Search code examples
rconditional-statementsnamissing-datanonblank

"OR" condition in r with NA and blank


I have recently seen a problem that I don't understand. Here you have:

 x <- c(1,2,3,4,45,654,3,NA," ",8,5,64,54)

And the || condition in r is not working at my interest: to identify both NAs and blanks:

if(is.na(x) || x==" ") {...}

I am expecting the if function to return TRUE but it's FALSE instead. Can anybody please help me understand this issue here? Thanks!

Edit:

Sorry guys I meant to use the argument in a if statement so the length should be 1. | does not apply here.


Solution

  • Note that both sides of the || are vectors

    x <- c(1,2,3,4,45,654,3,NA," ",8,5,64,54)
    
    is.na(x)
    ## [1] FALSE FALSE FALSE FALSE FALSE FALSE FALSE FALSE FALSE FALSE FALSE
    
    x == " "
    ## [1] FALSE FALSE FALSE FALSE FALSE FALSE FALSE FALSE FALSE FALSE FALSE
    

    and if either side is a vector then it just uses its first element so

    is.na(x) || x == " "
    ## [1] FALSE
    

    is the same as:

    is.na(x)[1] || (x == " ")[1]
    ## [1] FALSE
    

    where both sides of || are FALSE in the above line.

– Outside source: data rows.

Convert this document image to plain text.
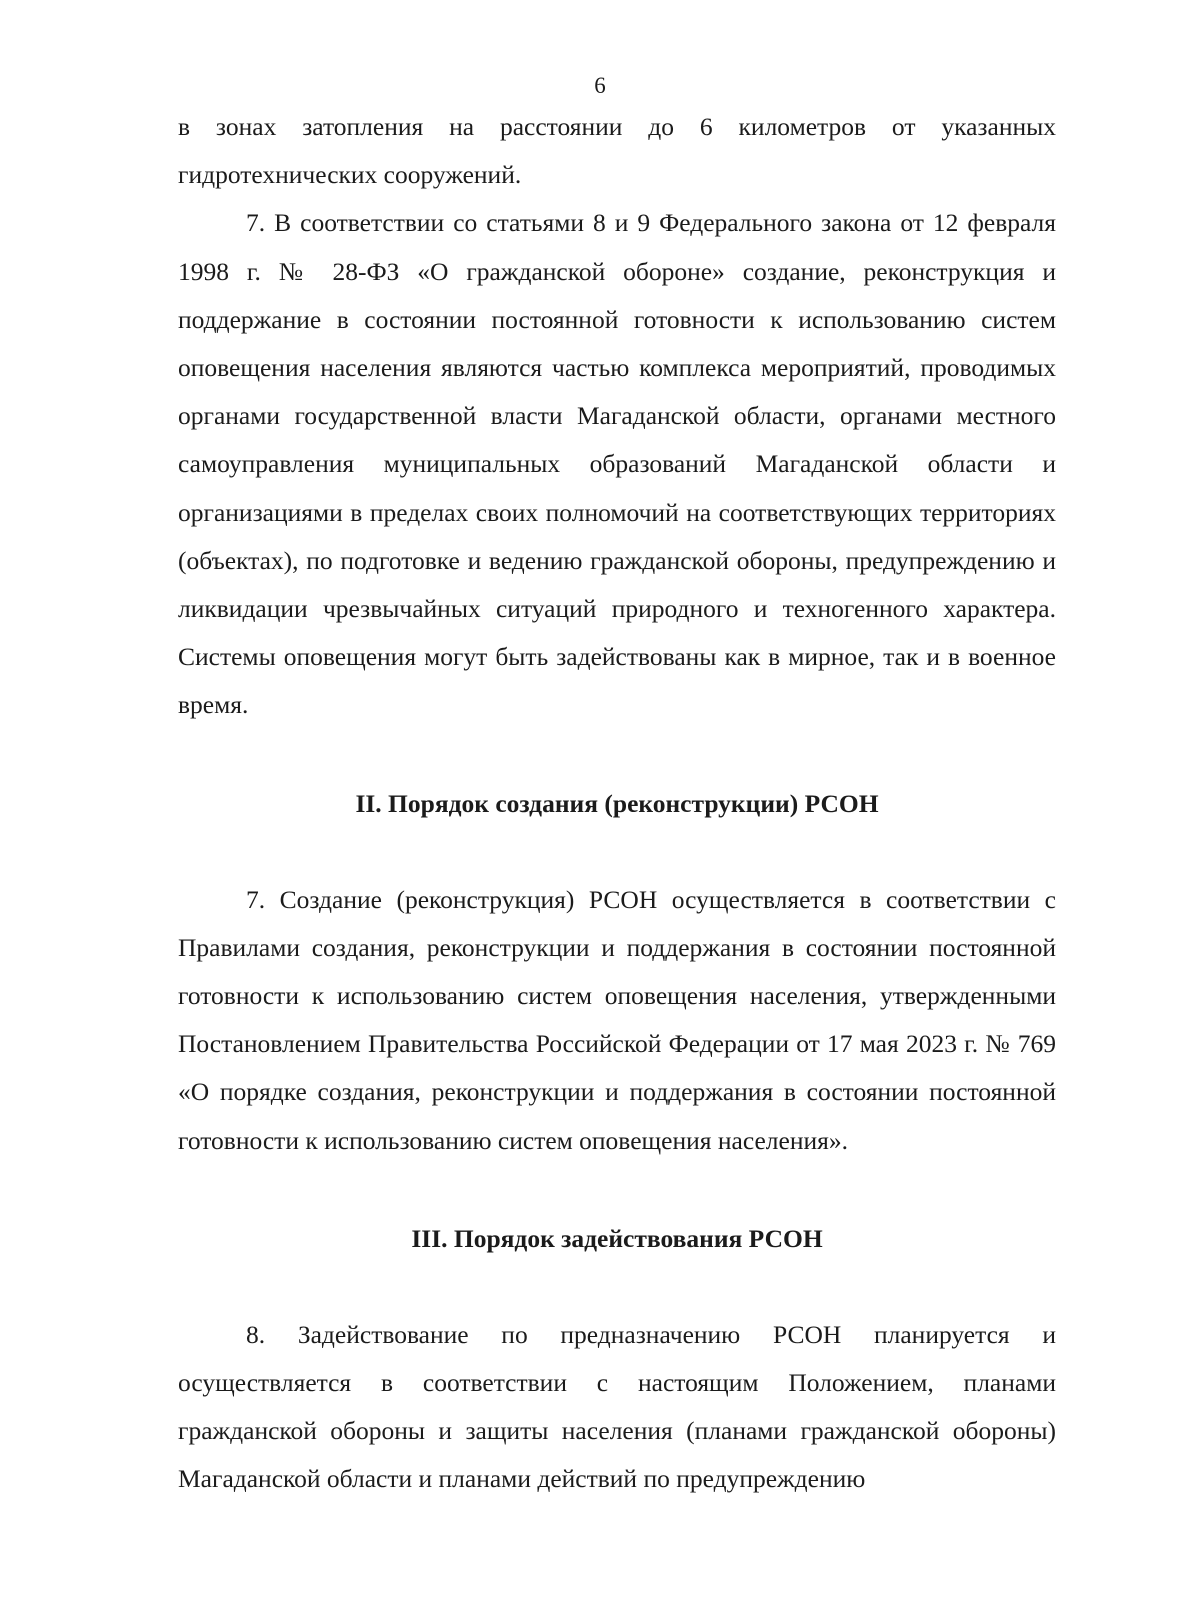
6

в зонах затопления на расстоянии до 6 километров от указанных гидротехнических сооружений.

7. В соответствии со статьями 8 и 9 Федерального закона от 12 февраля 1998 г. № 28-ФЗ «О гражданской обороне» создание, реконструкция и поддержание в состоянии постоянной готовности к использованию систем оповещения населения являются частью комплекса мероприятий, проводимых органами государственной власти Магаданской области, органами местного самоуправления муниципальных образований Магаданской области и организациями в пределах своих полномочий на соответствующих территориях (объектах), по подготовке и ведению гражданской обороны, предупреждению и ликвидации чрезвычайных ситуаций природного и техногенного характера. Системы оповещения могут быть задействованы как в мирное, так и в военное время.

II. Порядок создания (реконструкции) РСОН

7. Создание (реконструкция) РСОН осуществляется в соответствии с Правилами создания, реконструкции и поддержания в состоянии постоянной готовности к использованию систем оповещения населения, утвержденными Постановлением Правительства Российской Федерации от 17 мая 2023 г. № 769 «О порядке создания, реконструкции и поддержания в состоянии постоянной готовности к использованию систем оповещения населения».

III. Порядок задействования РСОН

8. Задействование по предназначению РСОН планируется и осуществляется в соответствии с настоящим Положением, планами гражданской обороны и защиты населения (планами гражданской обороны) Магаданской области и планами действий по предупреждению
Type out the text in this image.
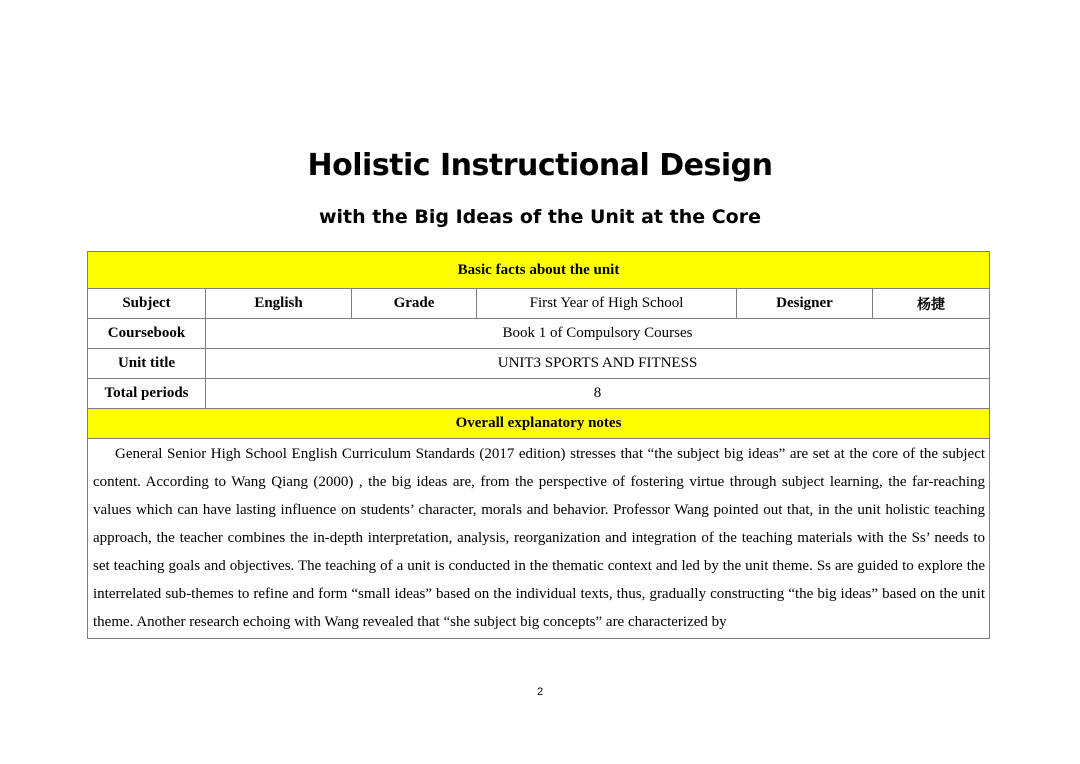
Holistic Instructional Design
with the Big Ideas of the Unit at the Core
Basic facts about the unit					
Subject	English	Grade	First Year of High School	Designer	杨捷
Coursebook	Book 1 of Compulsory Courses				
Unit title	UNIT3 SPORTS AND FITNESS				
Total periods	8				
Overall explanatory notes					

General Senior High School English Curriculum Standards (2017 edition) stresses that “the subject big ideas” are set at the core of the subject content. According to Wang Qiang (2000) , the big ideas are, from the perspective of fostering virtue through subject learning, the far-reaching values which can have lasting influence on students’ character, morals and behavior. Professor Wang pointed out that, in the unit holistic teaching approach, the teacher combines the in-depth interpretation, analysis, reorganization and integration of the teaching materials with the Ss’ needs to set teaching goals and objectives. The teaching of a unit is conducted in the thematic context and led by the unit theme. Ss are guided to explore the interrelated sub-themes to refine and form “small ideas” based on the individual texts, thus, gradually constructing “the big ideas” based on the unit theme. Another research echoing with Wang revealed that “she subject big concepts” are characterized by					

2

    If you are trying to determine if any element is NA or " " then

    anyNA(x) || ( " " %in% x )
    ## [1] TRUE
    

    You could also use any(x == " ") for the right hand side but that only works because we know that the right hand side will not be executed if there are any NA values due to the left hand side and the fact that || never runs the right hand side of || if the left hand side is TRUE (short circuiting). If x were entirely NA then any(x == " ") would equal NA rather than TRUE or FALSE which makes the test for NA on the left hand side important.

    (Note that | is different. It does not short circuit. Both sides are evaluated before the | is performed.)